Dionne Rose, Staff Reporter
Derrick Simon (right), president of the Stock Farm Citizens Association and Member of Parliament Andrew Gallimore, address members of the community about bad road conditions during a meeting at the Golden Spring community centre on Thursday. - Rudolph Brown / Chief Photographer
MEMBERS OF the Stock Farm Citizens Association in Golden Spring, St. Andrew, were told by Member of Parliament, Andrew Gallimore that a major road in their community which has not been fixed for 21 years would not be repaired any time soon.
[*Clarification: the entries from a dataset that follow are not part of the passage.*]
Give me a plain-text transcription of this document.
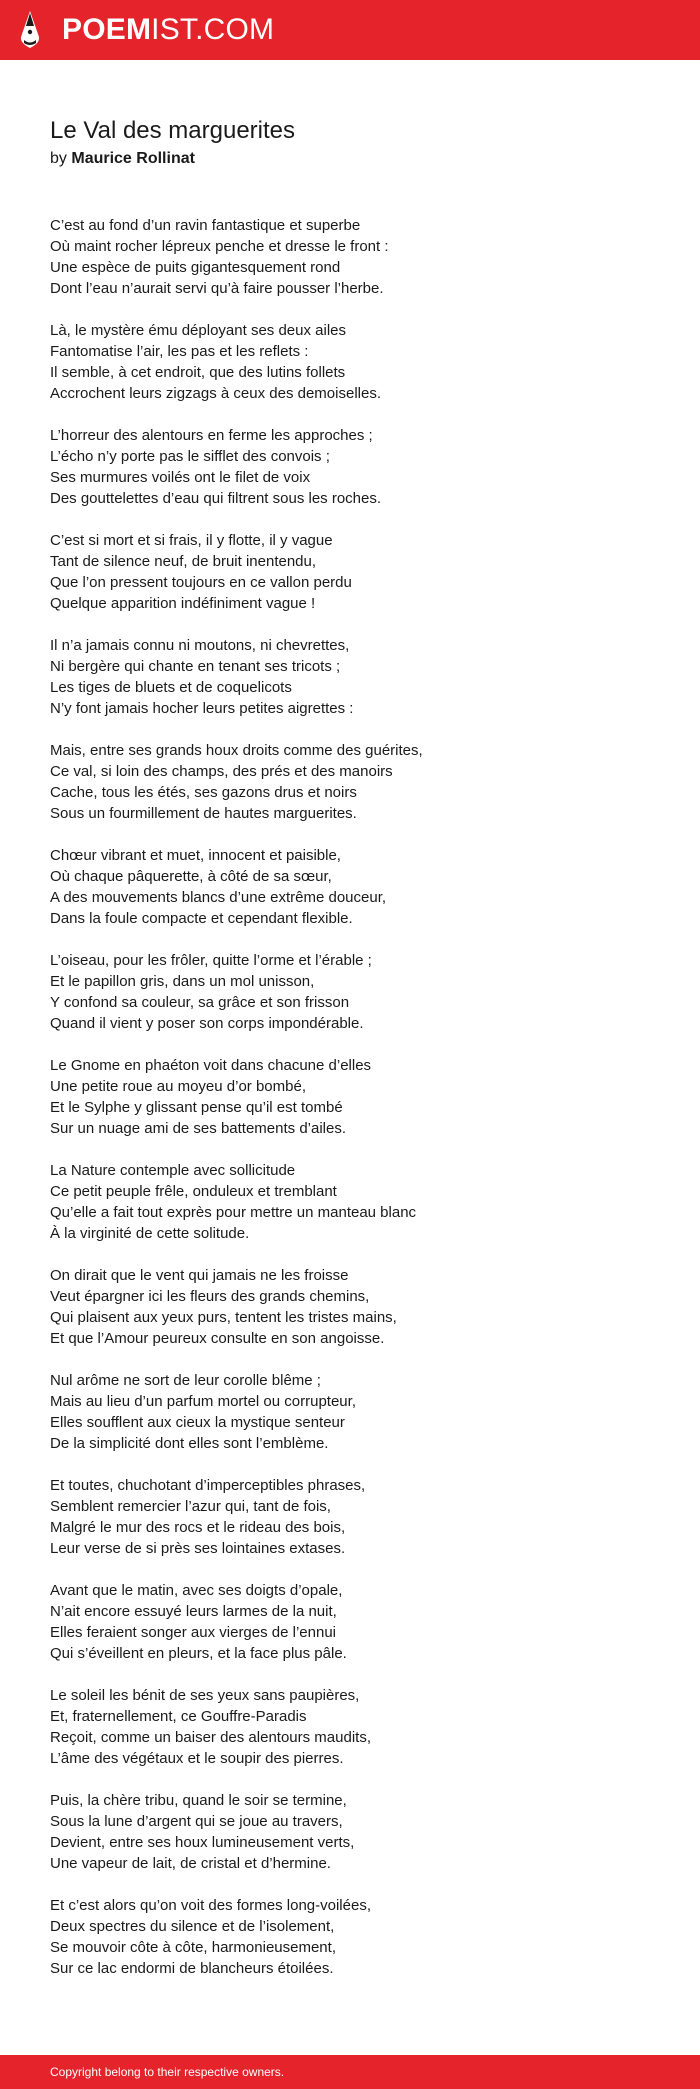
POEMIST.COM
Le Val des marguerites
by Maurice Rollinat
C’est au fond d’un ravin fantastique et superbe
Où maint rocher lépreux penche et dresse le front :
Une espèce de puits gigantesquement rond
Dont l’eau n’aurait servi qu’à faire pousser l’herbe.
Là, le mystère ému déployant ses deux ailes
Fantomatise l’air, les pas et les reflets :
Il semble, à cet endroit, que des lutins follets
Accrochent leurs zigzags à ceux des demoiselles.
L’horreur des alentours en ferme les approches ;
L’écho n’y porte pas le sifflet des convois ;
Ses murmures voilés ont le filet de voix
Des gouttelettes d’eau qui filtrent sous les roches.
C’est si mort et si frais, il y flotte, il y vague
Tant de silence neuf, de bruit inentendu,
Que l’on pressent toujours en ce vallon perdu
Quelque apparition indéfiniment vague !
Il n’a jamais connu ni moutons, ni chevrettes,
Ni bergère qui chante en tenant ses tricots ;
Les tiges de bluets et de coquelicots
N’y font jamais hocher leurs petites aigrettes :
Mais, entre ses grands houx droits comme des guérites,
Ce val, si loin des champs, des prés et des manoirs
Cache, tous les étés, ses gazons drus et noirs
Sous un fourmillement de hautes marguerites.
Chœur vibrant et muet, innocent et paisible,
Où chaque pâquerette, à côté de sa sœur,
A des mouvements blancs d’une extrême douceur,
Dans la foule compacte et cependant flexible.
L’oiseau, pour les frôler, quitte l’orme et l’érable ;
Et le papillon gris, dans un mol unisson,
Y confond sa couleur, sa grâce et son frisson
Quand il vient y poser son corps impondérable.
Le Gnome en phaéton voit dans chacune d’elles
Une petite roue au moyeu d’or bombé,
Et le Sylphe y glissant pense qu’il est tombé
Sur un nuage ami de ses battements d’ailes.
La Nature contemple avec sollicitude
Ce petit peuple frêle, onduleux et tremblant
Qu’elle a fait tout exprès pour mettre un manteau blanc
À la virginité de cette solitude.
On dirait que le vent qui jamais ne les froisse
Veut épargner ici les fleurs des grands chemins,
Qui plaisent aux yeux purs, tentent les tristes mains,
Et que l’Amour peureux consulte en son angoisse.
Nul arôme ne sort de leur corolle blême ;
Mais au lieu d’un parfum mortel ou corrupteur,
Elles soufflent aux cieux la mystique senteur
De la simplicité dont elles sont l’emblème.
Et toutes, chuchotant d’imperceptibles phrases,
Semblent remercier l’azur qui, tant de fois,
Malgré le mur des rocs et le rideau des bois,
Leur verse de si près ses lointaines extases.
Avant que le matin, avec ses doigts d’opale,
N’ait encore essuyé leurs larmes de la nuit,
Elles feraient songer aux vierges de l’ennui
Qui s’éveillent en pleurs, et la face plus pâle.
Le soleil les bénit de ses yeux sans paupières,
Et, fraternellement, ce Gouffre-Paradis
Reçoit, comme un baiser des alentours maudits,
L’âme des végétaux et le soupir des pierres.
Puis, la chère tribu, quand le soir se termine,
Sous la lune d’argent qui se joue au travers,
Devient, entre ses houx lumineusement verts,
Une vapeur de lait, de cristal et d’hermine.
Et c’est alors qu’on voit des formes long-voilées,
Deux spectres du silence et de l’isolement,
Se mouvoir côte à côte, harmonieusement,
Sur ce lac endormi de blancheurs étoilées.
Copyright belong to their respective owners.
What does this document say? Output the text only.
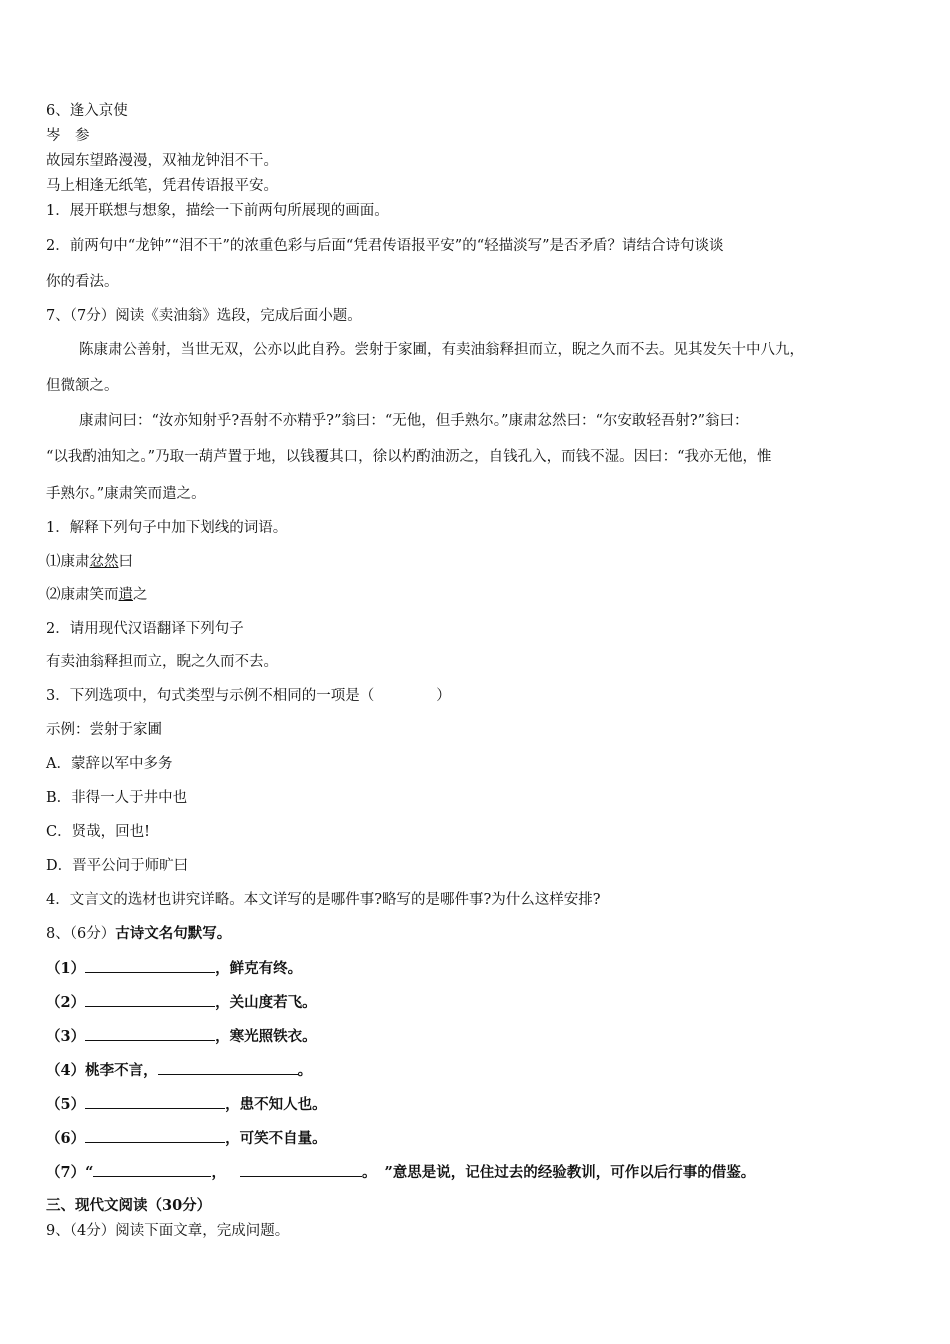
6、逢入京使
岑　参
故园东望路漫漫，双袖龙钟泪不干。
马上相逢无纸笔，凭君传语报平安。
1．展开联想与想象，描绘一下前两句所展现的画面。
2．前两句中“龙钟”“泪不干”的浓重色彩与后面“凭君传语报平安”的“轻描淡写”是否矛盾？请结合诗句谈谈
你的看法。
7、（7分）阅读《卖油翁》选段，完成后面小题。
陈康肃公善射，当世无双，公亦以此自矜。尝射于家圃，有卖油翁释担而立，睨之久而不去。见其发矢十中八九，
但微颔之。
康肃问曰：“汝亦知射乎?吾射不亦精乎?”翁曰：“无他，但手熟尔。”康肃忿然曰：“尔安敢轻吾射?”翁曰：
“以我酌油知之。”乃取一葫芦置于地，以钱覆其口，徐以杓酌油沥之，自钱孔入，而钱不湿。因曰：“我亦无他，惟
手熟尔。”康肃笑而遣之。
1．解释下列句子中加下划线的词语。
⑴康肃忿然曰
⑵康肃笑而遣之
2．请用现代汉语翻译下列句子
有卖油翁释担而立，睨之久而不去。
3．下列选项中，句式类型与示例不相同的一项是（	）
示例：尝射于家圃
A．蒙辞以军中多务
B．非得一人于井中也
C．贤哉，回也!
D．晋平公问于师旷曰
4．文言文的选材也讲究详略。本文详写的是哪件事?略写的是哪件事?为什么这样安排?
8、（6分）古诗文名句默写。
（1）	，鲜克有终。
（2）	，关山度若飞。
（3）	，寒光照铁衣。
（4）桃李不言，	。
（5）	，患不知人也。
（6）	，可笑不自量。
（7）“	，	。 ”意思是说，记住过去的经验教训，可作以后行事的借鉴。
三、现代文阅读（30分）
9、（4分）阅读下面文章，完成问题。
The residents turned out on Thursday at the meeting, scheduled for 1:00 p.m., expecting to hear from Mr. Gallimore, and a representative from the Kingston and St. Andrew Corporation (KSAC), how the $8.4 million needed to repair the roads would be funded.
"It is something that brings us collective embarrassment," Mr. Gallimore told them, but he could not say when the road would be fixed.
He said that for the past five years he has been lobbying for the road network in the constituency to be improved: "I have spoken in Parliament many times on the issue."
One angry resident exclaimed, "When they want to find the money to do things they find it ... if the KSAC was seriously interested they could do much more than what they are doing."
In reacting Richard Jones, a representative of the Social Development Commission (SDC) noted that all over the Corporate Area and Jamaica, there was a "crisis in terms of the state and conditions of the infrastructure".
"We in the SDC feel that in order to confront this thing we have to look at whole question of governance through new ideas."
Meantime, Derrick Simon, president of the citizens association, assured the community members that the meeting was just the start of their battle for community improvement.